Innover pour votre PME : et si vos salariés avaient déjà trouvé l'idée ?
Le savoir qui part avec les gens, les mêmes recherches refaites dix fois — et pourquoi les remontées du terrain sont votre premier gisement d'innovation.
D'un côté, ça peut être compliqué de recevoir toutes les plaintes et on a vite l'impression que rien ne va. De l'autre, le salarié est souvent le premier à se rendre compte des limites des outils de production, des logiciels utilisés, des process en place.
Les premières semaines sont parfois le moment d'étonnements, et nous avons peut-être fait différemment dans un poste précédent. Il faut néanmoins s'intégrer, épouser les us et coutumes de la structure, se former aux outils et savoir écouter les anciens, profiter du savoir-faire et de l'expérience. On s'habitue aux méthodes, on contourne les défauts des outils et on devient performant dans ce contexte qui est devenu le nôtre.

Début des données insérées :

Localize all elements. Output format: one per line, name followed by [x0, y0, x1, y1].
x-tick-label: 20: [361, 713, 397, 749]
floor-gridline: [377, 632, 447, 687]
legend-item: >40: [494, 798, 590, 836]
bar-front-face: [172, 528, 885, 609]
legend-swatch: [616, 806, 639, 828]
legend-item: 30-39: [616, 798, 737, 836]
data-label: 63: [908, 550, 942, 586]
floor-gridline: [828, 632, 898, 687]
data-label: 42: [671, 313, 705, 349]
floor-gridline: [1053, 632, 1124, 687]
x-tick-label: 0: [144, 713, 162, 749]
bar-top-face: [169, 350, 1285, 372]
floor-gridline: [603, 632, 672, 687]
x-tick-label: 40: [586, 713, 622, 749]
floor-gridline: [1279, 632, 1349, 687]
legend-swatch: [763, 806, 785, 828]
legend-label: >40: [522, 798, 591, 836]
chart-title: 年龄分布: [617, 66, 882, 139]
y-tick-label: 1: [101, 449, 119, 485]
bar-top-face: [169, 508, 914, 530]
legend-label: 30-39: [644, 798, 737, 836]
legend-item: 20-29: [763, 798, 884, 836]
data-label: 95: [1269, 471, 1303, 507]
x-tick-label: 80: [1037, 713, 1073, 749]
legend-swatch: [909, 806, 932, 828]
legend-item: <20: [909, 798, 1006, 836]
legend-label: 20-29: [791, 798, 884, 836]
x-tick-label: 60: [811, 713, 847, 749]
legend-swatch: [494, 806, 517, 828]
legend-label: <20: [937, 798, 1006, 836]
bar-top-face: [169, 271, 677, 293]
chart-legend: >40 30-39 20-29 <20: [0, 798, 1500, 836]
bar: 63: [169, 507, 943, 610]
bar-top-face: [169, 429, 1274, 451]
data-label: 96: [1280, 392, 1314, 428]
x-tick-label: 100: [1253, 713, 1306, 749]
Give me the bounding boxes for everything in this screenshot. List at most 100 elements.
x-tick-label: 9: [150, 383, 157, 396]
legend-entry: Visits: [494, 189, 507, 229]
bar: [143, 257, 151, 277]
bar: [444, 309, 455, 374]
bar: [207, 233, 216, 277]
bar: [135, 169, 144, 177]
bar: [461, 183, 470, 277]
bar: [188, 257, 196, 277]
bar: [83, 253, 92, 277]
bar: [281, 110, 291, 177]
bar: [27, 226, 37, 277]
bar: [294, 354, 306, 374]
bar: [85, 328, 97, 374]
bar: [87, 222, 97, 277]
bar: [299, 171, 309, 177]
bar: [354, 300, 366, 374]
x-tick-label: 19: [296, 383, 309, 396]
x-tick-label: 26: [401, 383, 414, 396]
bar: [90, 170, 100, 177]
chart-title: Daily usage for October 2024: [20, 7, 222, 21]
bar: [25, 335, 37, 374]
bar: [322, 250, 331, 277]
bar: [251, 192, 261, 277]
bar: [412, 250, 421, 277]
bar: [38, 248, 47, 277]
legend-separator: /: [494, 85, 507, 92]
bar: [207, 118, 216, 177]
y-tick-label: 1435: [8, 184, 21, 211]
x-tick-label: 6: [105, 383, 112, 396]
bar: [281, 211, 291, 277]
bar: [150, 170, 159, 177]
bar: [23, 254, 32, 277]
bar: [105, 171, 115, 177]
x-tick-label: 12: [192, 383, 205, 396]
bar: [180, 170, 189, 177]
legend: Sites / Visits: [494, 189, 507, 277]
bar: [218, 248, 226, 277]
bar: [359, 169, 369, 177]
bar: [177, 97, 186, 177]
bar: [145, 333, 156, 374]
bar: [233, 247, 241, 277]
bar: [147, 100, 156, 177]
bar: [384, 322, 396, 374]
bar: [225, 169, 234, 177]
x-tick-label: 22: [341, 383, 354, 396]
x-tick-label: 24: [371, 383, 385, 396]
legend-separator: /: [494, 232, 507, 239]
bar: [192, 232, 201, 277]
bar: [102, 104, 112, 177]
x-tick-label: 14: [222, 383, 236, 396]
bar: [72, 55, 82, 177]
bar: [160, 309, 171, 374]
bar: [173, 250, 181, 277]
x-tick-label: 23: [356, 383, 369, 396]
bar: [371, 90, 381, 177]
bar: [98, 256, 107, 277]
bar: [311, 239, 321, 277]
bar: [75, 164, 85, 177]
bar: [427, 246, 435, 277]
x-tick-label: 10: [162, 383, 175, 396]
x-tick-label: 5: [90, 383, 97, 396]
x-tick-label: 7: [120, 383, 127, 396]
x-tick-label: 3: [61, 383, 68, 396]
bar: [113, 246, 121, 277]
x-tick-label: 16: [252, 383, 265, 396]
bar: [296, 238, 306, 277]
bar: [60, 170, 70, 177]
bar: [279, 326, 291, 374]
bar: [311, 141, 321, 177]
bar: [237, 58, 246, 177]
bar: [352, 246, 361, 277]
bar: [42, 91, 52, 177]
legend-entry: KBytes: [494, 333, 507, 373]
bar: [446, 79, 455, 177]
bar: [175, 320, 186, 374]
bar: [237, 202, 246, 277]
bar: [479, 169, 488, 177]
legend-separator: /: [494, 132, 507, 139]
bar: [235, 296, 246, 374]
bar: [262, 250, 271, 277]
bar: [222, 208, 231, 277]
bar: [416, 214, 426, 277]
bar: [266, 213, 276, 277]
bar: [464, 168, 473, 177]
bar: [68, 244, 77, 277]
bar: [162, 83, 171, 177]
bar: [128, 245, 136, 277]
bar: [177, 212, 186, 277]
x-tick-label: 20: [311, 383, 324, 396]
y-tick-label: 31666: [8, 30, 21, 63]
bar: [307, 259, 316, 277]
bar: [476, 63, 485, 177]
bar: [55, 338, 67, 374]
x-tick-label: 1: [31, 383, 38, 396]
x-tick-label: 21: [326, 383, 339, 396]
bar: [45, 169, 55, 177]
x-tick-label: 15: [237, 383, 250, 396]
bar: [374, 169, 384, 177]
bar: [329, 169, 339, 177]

Les frustrations des équipes peuvent être une grande source d'inspiration. La résignation est l'ennemie.
Ce qui change la donne
- Remise en question / recherche de l'amélioration continue.
- Le rapport d'étonnement : trop souvent réservé aux cadres.
- Mettre en place un système de traitement des idées / remontées terrain.
- Dédramatiser l'envoi et la réception des demandes / soucis à résoudre — une culture d'entreprise anti-susceptibilité.
- Une échelle d'impact : exprimer clairement l'impact ressenti du problème — ne pas minimiser, ne pas avoir besoin de devenir désagréable pour exprimer l'intensité.
- Une échelle de ressources à mobiliser : déterminer grossièrement, de premier abord, ce qu'on pense devoir mettre en place et allouer comme ressource pour étudier le problème, et le résoudre.
- Prioriser et planifier les projets d'amélioration : exprimer que la demande a été étudiée, cernée et classée dans le planning. En attendant, on supporte mieux le souci car sa prise en compte est effective et clairement visible — pas besoin de se répéter pour les salariés.
- Si un souci n'est pas traitable, il faut le dire : on ne se prend la tête que sur ce sur quoi on a une possibilité d'action.
Pourquoi ça rejoint le second cerveau
Un système de remontées terrain qui fonctionne, c'est déjà un premier réflexe d'entreprise apprenante : capturer ce que l'équipe sait et vit, avant que ça ne se perde. La suite logique, c'est d'outiller cette capture pour qu'elle reste exploitable dans le temps — c'est tout l'objet du second cerveau et de l'IA.